El cine norteamericano apenas permite fisuras por las que se cuelen artistas cuyo mensaje vaya más allá del oficialista y ombliguista “hagamos imágenes que entretengan, llenen los cines y nos hagan ganar mucho dinero”. Por eso sorprende que un apasionado profesor de literatura y amante confeso del espectáculo audiovisual, haya tenido la osadía de atravesar una de esas rendijas para cimentar una carrera tan sólida, personal e interesante con tan sólo cinco películas en cuarenta años de vida.
Terrence Mallick es "el último mohicano del cine", un tipo luchando contra natura, enfrentándose a todos los elementos de una industria que él ha considerado y sublimado como forma de expresión artística.
Desde su primer largo, Malas tierras, el cineasta ha conseguido más aprecio y galardones en Europa y Australia que en su propio país. Es un precio quizá a la irreverencia, a un estilo alejado de los circuitos comerciales. Sorprendentemente, su cine, su poco cine, ha sido apreciado por estrellas como Martin Sheen, Richard Gere, Colin Farrell, ahora Brad Pitt y Sean Peann, o el extensísimo reparto de La delgada línea roja. Para comprenderlo, mejor que hablar es repasar todas sus películas, o acercarse, con muchísima curiosidad y disposición hasta este, su quinto trabajo –esperemos que no el último– hasta la fecha.

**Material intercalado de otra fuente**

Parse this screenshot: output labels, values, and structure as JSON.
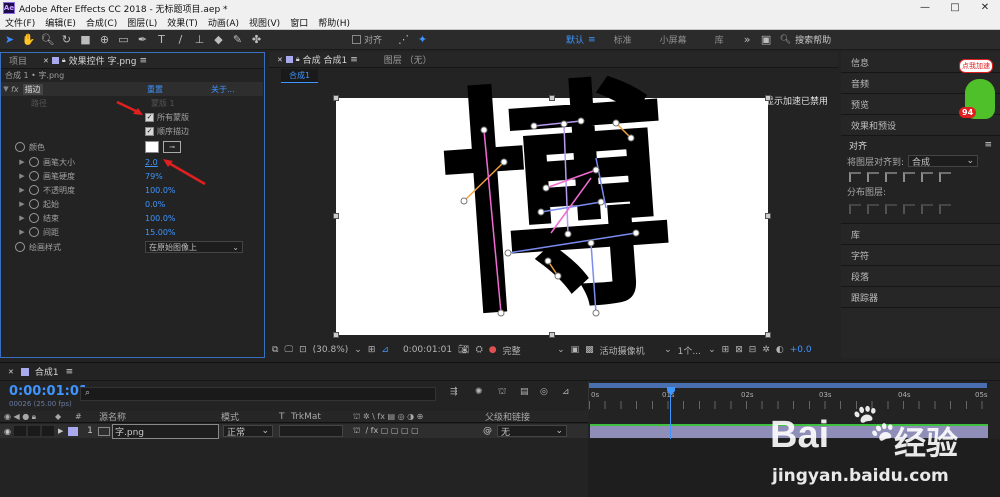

El árbol de la vida es muchísimo más arriesgada que El nuevo mundo y desde luego que La delgada línea roja. Concebida como una especie de recorrido desde los orígenes de la vida, una auténtica cosmogénesis, desde los primeros momentos en los que el universo tomaba forma hasta el destino final de nuestras almas, la película se divide en tres partes bien definidas. En la primera el director juega por vez primera con los efectos digitales y reconstruye el origen del universo, la formación de La vía lactea y de la evolución de la vida en la Tierra, como si de un hipnótico documental del Discovery Channel se tratase, sólo con música e imágenes. La tercera, mucho más breve, sirve de epílogo metafórico de la propia vida. Pero es en la segunda donde realmente Mallick ha volcado toda su magia y su talento, describiendo en ella la vida de una familia –padres y tres hijos– desde el punto de vista de su primogénito. Comenzando por el parto, atravesando una idílica infancia en un pequeño pueblo de Texas en la que los tres hijos descubren la hierba, el agua, la música, y ya preadolescentes el amor y la muerte. Así hasta la edad adulta, con diálogos minimalistas y con una concepción y una estructura totalmente ajenas a las reglas del cine, Mallick construye postales, momentos y estados de ánimo como pocos directores han conseguido. El retrato de ese padre modélico, cariñoso, pero también disciplinadamente autoritario, interpretado por Brad Pitt; de esa madre abnegada, tierna –Jessica Chastain–, y de sus tres hijos singulares, emociona tanto como asombra. Es el suyo un lenguaje narrativo de difícil acceso, minucioso en los detalles y los planos, pero profundamente motivador.
Mallick recuerda lo mejor del Kubrick de 2001: Una odisea en el espacio, con la ventaja de que el primero antepone las emociones sin desperdiciar ni un solo plano. El resultado es una película de una belleza inusual, por momentos pura poesía visual, para la que se requiere un esfuerzo adicional que no todos los espectadores estarán dispuestos a realizar.